Turns out it was less of a race condition and more of a scope problem. If the async function was called, its use of SSB would override the global SSB object in use by ssb-browser-core and would set it to null. We still need to fix the problem of ssb-browser-core using an SSB global, but this at least works around that in the meantime.

KyleMaas commented 3 years ago

There. I like that a lot better. Made me a little nervous having setTimeout()s all over the place referencing all kinds of stuff which would prevent proper garbage collection and would keep running code in the background for stuff we no longer cared about.

This works pretty well for me now, even in a second tab opened via center click. Things it doesn't do:

  1. ~Catch right-click properly to prevent people from right-clicking a link and opening in a new tab. As it is right now, if a user did that, the second tab won't have an opener and will just footgun to prevent problems.~ (Done)
  2. ~Center-clicking to open new tabs works. Center-clicking from those tabs works. Closing the windows sequentially works. But closing a window in the middle of that sequence will footgun windows opened from that one due to them only crawling upwards for openers. Similarly, if you open two windows from a parent and then close the parent, the second child window will footgun because it was opened later than the first child window and will yield the mutex to it. I'd like to have a shared array of references to other open windows so you could open and close them in any order without any of them footgunning. But that can happen later.~ (Done)

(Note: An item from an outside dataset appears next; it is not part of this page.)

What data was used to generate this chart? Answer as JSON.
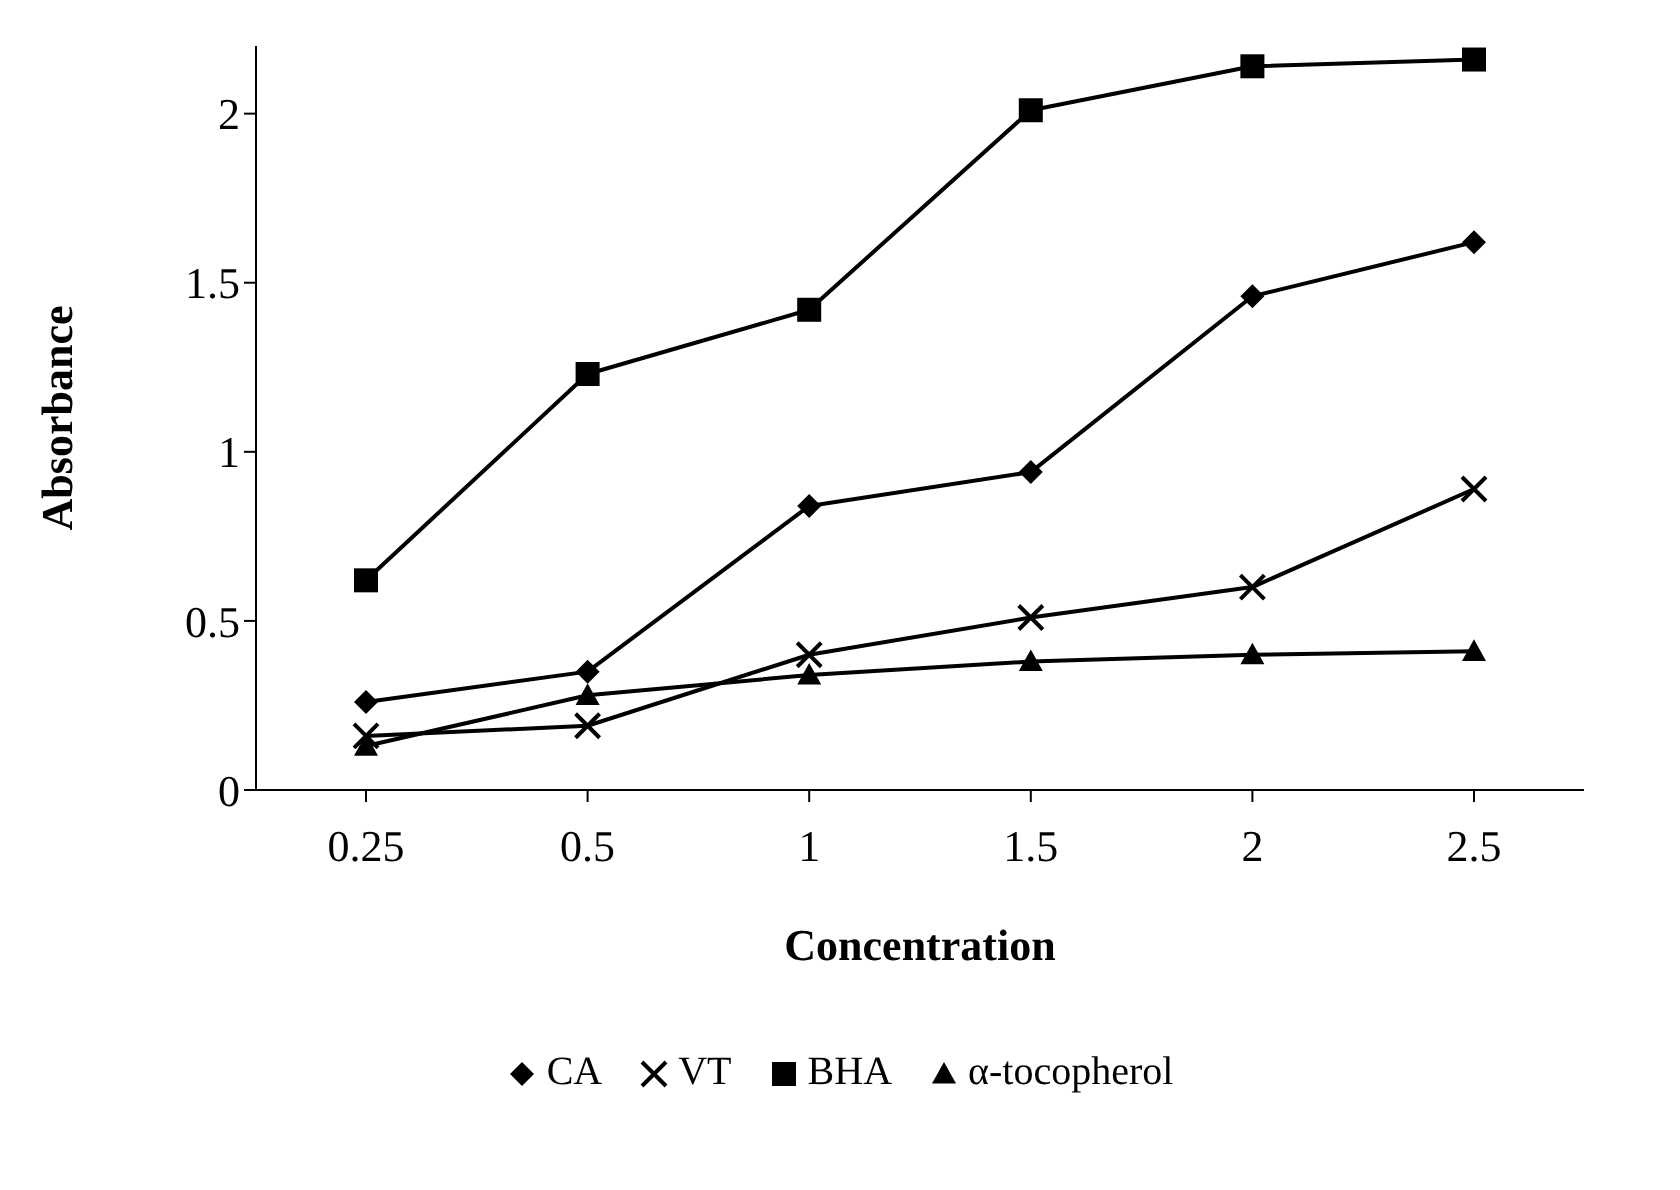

That said, even without those two things, this is pretty functional. What do you think?

arj03 commented 3 years ago

I'll review the code now. Will do a little refactor as well

arj03 commented 3 years ago

Been reading the diff. Looks good. I only had those 2 comments. I pushed up a minor refactor to make the api a bit easier to use. I'm one of those people that use right click open more than middle click so would be really nice to have that fixed as well. I have been testing this and it seems to be working quite well with the locking etc.

arj03 commented 3 years ago

Also I should probably say, this is really nice and quite a tricky one to get right, so great work so far! :)

KyleMaas commented 3 years ago

Thanks! Concurrency's a fascinating subject and exceedingly easy to get wrong. I'm more used to doing multiprocessing/multithreading in environments where you can have shared memory (either in the same process or system-wide), actual mutexes and semaphores, filesystem locking, critical sections, PID files, communications sockets that all your target platforms support (unlike such things as Broadcast Channels), etc. And I'm more used to doing it in projects where it was designed for it early on - client/server protocols for communicating with a daemon which holds the locks, for example. Doing this kind of thing entirely on the client side is a bit of an adventure for me.

KyleMaas commented 3 years ago

I think I'm actually pretty happy with that.

arj03 commented 3 years ago

Nice, will give it a test :-)

arj03 commented 3 years ago

If I control click on a link it doesn't work. Is that correct? I tried opening a thread using that. It works if I right click and say open in new tab.

KyleMaas commented 3 years ago

Having used a mouse with a center button for years, I didn't know that was a thing. But I should be able to catch that.

KyleMaas commented 3 years ago

See how that works for 'ya.

arj03 commented 3 years ago

That works. I think this is ready to go. I'll just remove the console.log. Do you have anything else you think we should do first?

KyleMaas commented 3 years ago

(Incidentally, the name of this pull request is no longer accurate. This goes way further than I was intending for the initial concurrency stuff.)

KyleMaas commented 3 years ago

Nope. I'm good. Go for it.

arj03 commented 3 years ago

Basic protection :-)